TARAKAN — PERADI SAI Kalimantan Utara memperluas akses pendidikan profesi hukum dengan menggandeng Sentra Layanan Universitas Terbuka (UT) Paguntaka Tarakan. Penandatanganan nota kesepahaman (MoU) digelar di Gedung Universitas Terbuka Tarakan, Senin (24/8/2026), disaksikan langsung oleh Guru Besar UT Prof. Dr. Maximus Gorky Sembiring, M.Sc., serta pimpinan UT Tarakan Rini Martha, S.H., M.H., dan Jeji Muhammad Najib, S.Kom., M.M.
Ketua PERADI SAI Kaltara, SN. Montonglayuk, S.H., M.H., menegaskan bahwa kerja sama ini bukan sekadar formalitas administratif. Ia menyebut PKPA adalah gerbang utama untuk mencetak advokat yang tidak hanya cakap secara hukum, tetapi juga kuat secara moral dan etika.
PKPA Bukan Sekadar Syarat Formal Menjadi Advokat
Montonglayuk mengingatkan para calon advokat agar tidak memandang PKPA hanya sebagai kewajiban birokrasi. Menurutnya, proses pendidikan ini justru menjadi fondasi karakter seorang penegak hukum.
“PKPA bukan sekadar memenuhi persyaratan menjadi advokat, tetapi merupakan proses pembentukan karakter, etika profesi, dan kompetensi. Kami mengajak para Sarjana Hukum di Kalimantan Utara maupun daerah lainnya untuk memanfaatkan kesempatan ini dan segera mendaftar karena kuota peserta terbatas,” ujarnya.
Advokat Pilar Kelima yang Menjaga Keseimbangan Hukum
Ia menekankan bahwa profesi advokat memiliki posisi strategis dalam sistem peradilan nasional. Bersama kepolisian, kejaksaan, dan kehakiman, advokat merupakan bagian tak terpisahkan dari Catur Wangsa Penegak Hukum.
“Advokat merupakan bagian dari Catur Wangsa Penegak Hukum bersama polisi, jaksa dan hakim. Keempatnya memiliki peran yang saling melengkapi. Tanpa advokat, penegakan hukum akan pincang karena masyarakat membutuhkan pembelaan dan pendampingan hukum untuk memastikan hak-haknya tetap terlindungi,” tegas Montonglayuk.

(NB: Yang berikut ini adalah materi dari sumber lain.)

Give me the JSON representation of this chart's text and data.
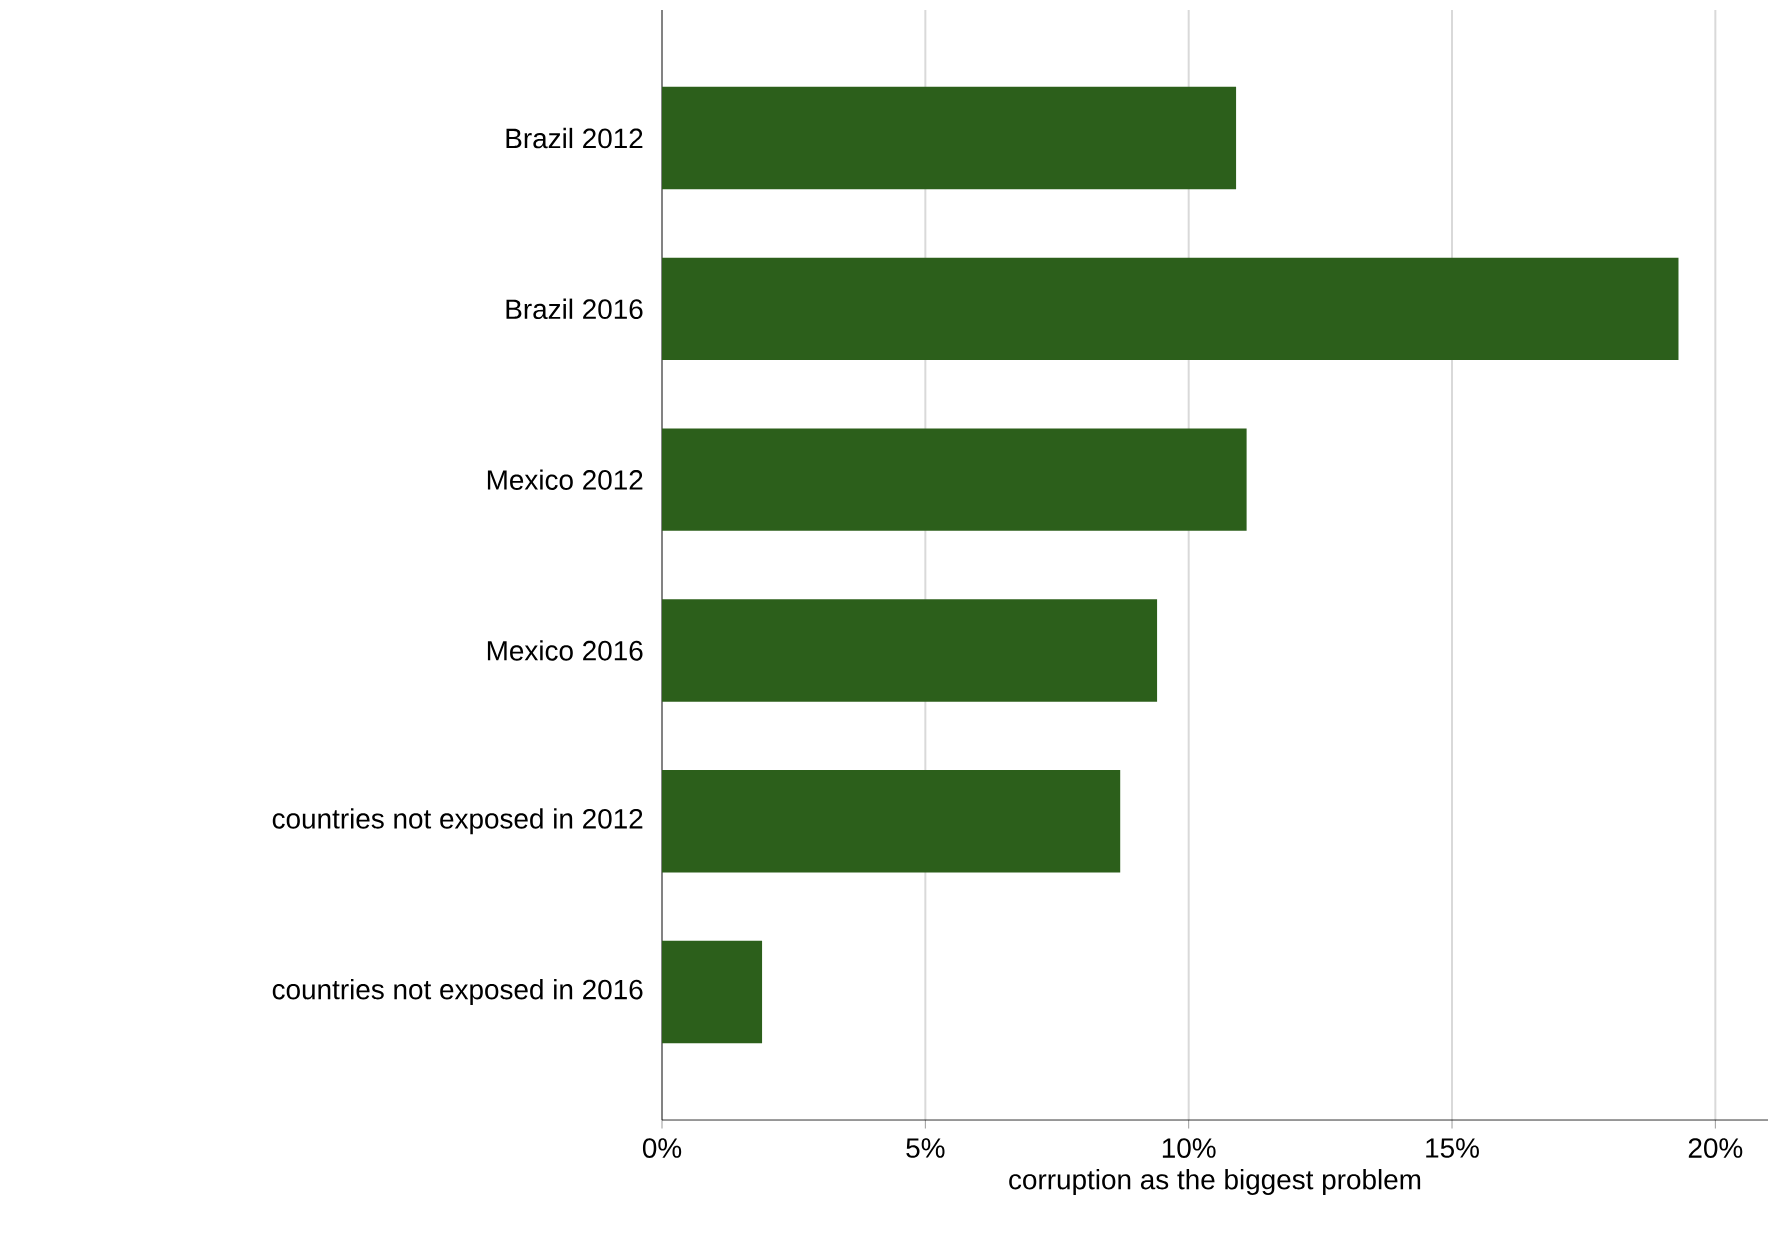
{
  "chart_data": {
    "type": "bar",
    "orientation": "horizontal",
    "xlabel": "corruption as the biggest problem",
    "categories": [
      "Brazil 2012",
      "Brazil 2016",
      "Mexico 2012",
      "Mexico 2016",
      "countries not exposed in 2012",
      "countries not exposed in 2016"
    ],
    "values": [
      10.9,
      19.3,
      11.1,
      9.4,
      8.7,
      1.9
    ],
    "color": "#2c5f1b",
    "xlim": [
      0,
      21
    ],
    "xticks": [
      {
        "value": 0,
        "label": "0%"
      },
      {
        "value": 5,
        "label": "5%"
      },
      {
        "value": 10,
        "label": "10%"
      },
      {
        "value": 15,
        "label": "15%"
      },
      {
        "value": 20,
        "label": "20%"
      }
    ],
    "grid": "x"
  }
}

Ia menambahkan, penegakan hukum tidak hanya berhenti pada proses penyidikan, penuntutan, atau putusan pengadilan. Hak warga negara untuk mendapat pendampingan hukum adalah bagian penting yang tidak boleh hilang dari proses tersebut.

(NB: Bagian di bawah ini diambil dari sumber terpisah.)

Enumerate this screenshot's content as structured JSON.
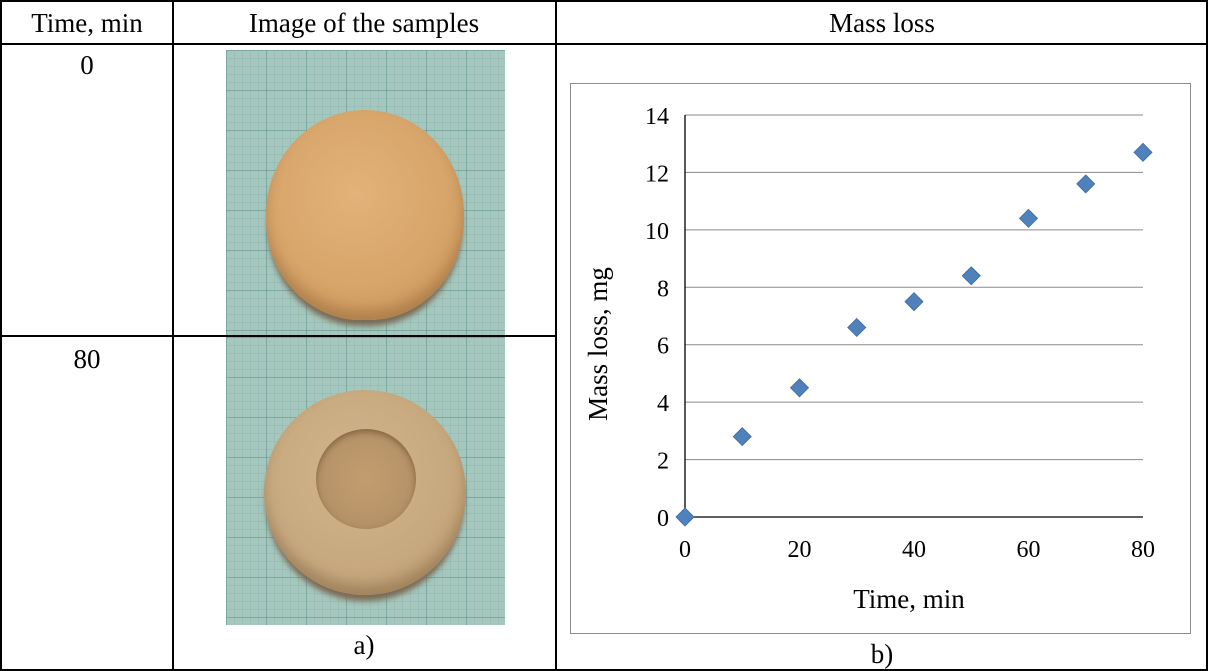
{
  "table": {
    "headers": {
      "time": "Time, min",
      "image": "Image of the samples",
      "mass": "Mass loss"
    },
    "rows": [
      {
        "time": "0"
      },
      {
        "time": "80"
      }
    ],
    "caption_a": "a)",
    "caption_b": "b)"
  },
  "colors": {
    "marker": "#4f81bd",
    "sample_0": "#d7a56a",
    "sample_80": "#c7a87e",
    "graph_paper": "#a6c7be"
  },
  "chart_data": {
    "type": "scatter",
    "xlabel": "Time, min",
    "ylabel": "Mass loss, mg",
    "xlim": [
      0,
      80
    ],
    "ylim": [
      0,
      14
    ],
    "xticks": [
      0,
      20,
      40,
      60,
      80
    ],
    "yticks": [
      0,
      2,
      4,
      6,
      8,
      10,
      12,
      14
    ],
    "grid": "horizontal",
    "legend": "none",
    "marker": "diamond",
    "series": [
      {
        "x": [
          0,
          10,
          20,
          30,
          40,
          50,
          60,
          70,
          80
        ],
        "y": [
          0,
          2.8,
          4.5,
          6.6,
          7.5,
          8.4,
          10.4,
          11.6,
          12.7
        ]
      }
    ]
  }
}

Pendaftaran Dibuka hingga 30 September 2026
Setelah penandatanganan MoU, PERADI SAI Kaltara langsung membuka pendaftaran PKPA. Kuota peserta dibatasi, sehingga calon pendaftar diimbau untuk segera mengamankan kursi.
Kerja sama dengan UT Paguntaka Tarakan merupakan langkah lanjutan setelah sebelumnya PERADI SAI Kaltara menjalin kemitraan dengan Universitas Borneo Tarakan (UBT). MoU dengan UBT ditandatangani pada Senin (27/7/2026) dan disaksikan langsung oleh Wali Kota Tarakan dr. H. Khairul, M.Kes.
Dengan hadirnya dua perguruan tinggi mitra ini, jalur menuju profesi advokat di Kalimantan Utara kini semakin terbuka lebar. Para sarjana hukum dari berbagai daerah tidak perlu lagi menempuh pendidikan profesi jauh ke luar provinsi.
“Yang kita bangun bukan hanya jumlah advokat, tetapi kualitas advokat. Kita ingin melahirkan advokat yang menguasai hukum, memahami etika profesi, memiliki integritas dan mampu menjalankan tanggung jawabnya dalam memberikan keadilan bagi masyarakat,” pungkas Montonglayuk.